Walking an uncertain pathLatest Issue, Queerly Forward Wednesday, November 22nd, 2017
Commentary: Queerly Forward
In the child-free community, they would call me a fence sitter – a person who is unsure about whether or not they want to have children one day. Despite this, sometimes aggressively imposed, label, I choose to embrace ambiguity in this area in the same manner in which I approach labeling my sexuality and gender identity. Selecting a single word to describe such an immense topic feels, yet again, overwhelming and, quite frankly, wrong. My decision about the future nature of my family cannot be captured in a single word, nor do I feel a responsibility to claim a position on something that my husband and I feel would be most appropriate discussed years from now, at the soonest.
I felt the demand to “pick a side” surge over me this past weekend, from both the outside world and my own biological clock, when my younger sister gave birth to my niece. As the oldest of the four siblings and in the midst of a period of self-exploration, I experienced her pregnancy through the mindset of “I don’t feel old enough to have children, let alone old enough to have a younger sibling who has them.” Yet, when that perfect little girl came into the world, I was instantly smitten by the visual similarities to my sister and myself, making that clock tick a little louder. My pride in being a first time aunt and sharing her photo with everyone who would look also had yielded an increased frequency at which the question “do you want children?” is being asked. I have given in to answering quite honestly: “I have no idea.”

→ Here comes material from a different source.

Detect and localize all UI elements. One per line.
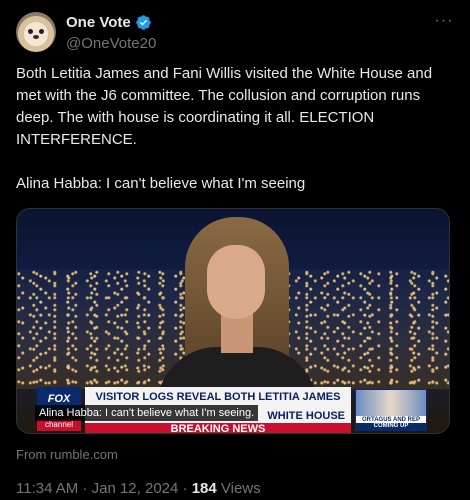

This phenomenon is a new one for me. I was raised in an environment where so much focus was placed on a future inclusive of children. When we played house, we discussed in more detail than most how many we would have one day. As soon as we were old enough, we babysat the neighbors’ kids. During visits with our cousins, it was reinforced to us how wonderful it would be one day for our own children to be cousins and how valuable these dynamics were. When I began dating, I had a staunch policy about only dating people who were 100 percent pro-becoming parents, because a life without them was beyond the realm of my imagination. It didn’t dawn on me until I moved away from my family to a new state and started to truly beat my own path that I had choice in this matter
This appears deeply incongruent to most who know me. When a baby is in the room, I am the first person vying to hold them. As I walk past displays of baby clothes in stores, it is almost embarrassing how excited I get about the tiny outfits. I even specialized in maternal and child health within my graduate social work program because of my love for working with pregnancy and family planning. I remain apprehensive, despite these traits that typically scream, “I cannot wait for my own kids!” Do we want to bring a child into the world in its current state? Would we either be willing to give up living in this area to move elsewhere, or would we ever be able to afford staying while having a family? If we do have a child, are we going to choose sperm donation or will we choose adoption?
At the end of the day, I feel no true need to answer these questions. I am living a life I love with a partner who is already my whole family; I am and I have more than enough. I am not sitting on a fence, unsure of myself; I am more than certain that when the day comes, we will know the right path and venture onto it wholeheartedly.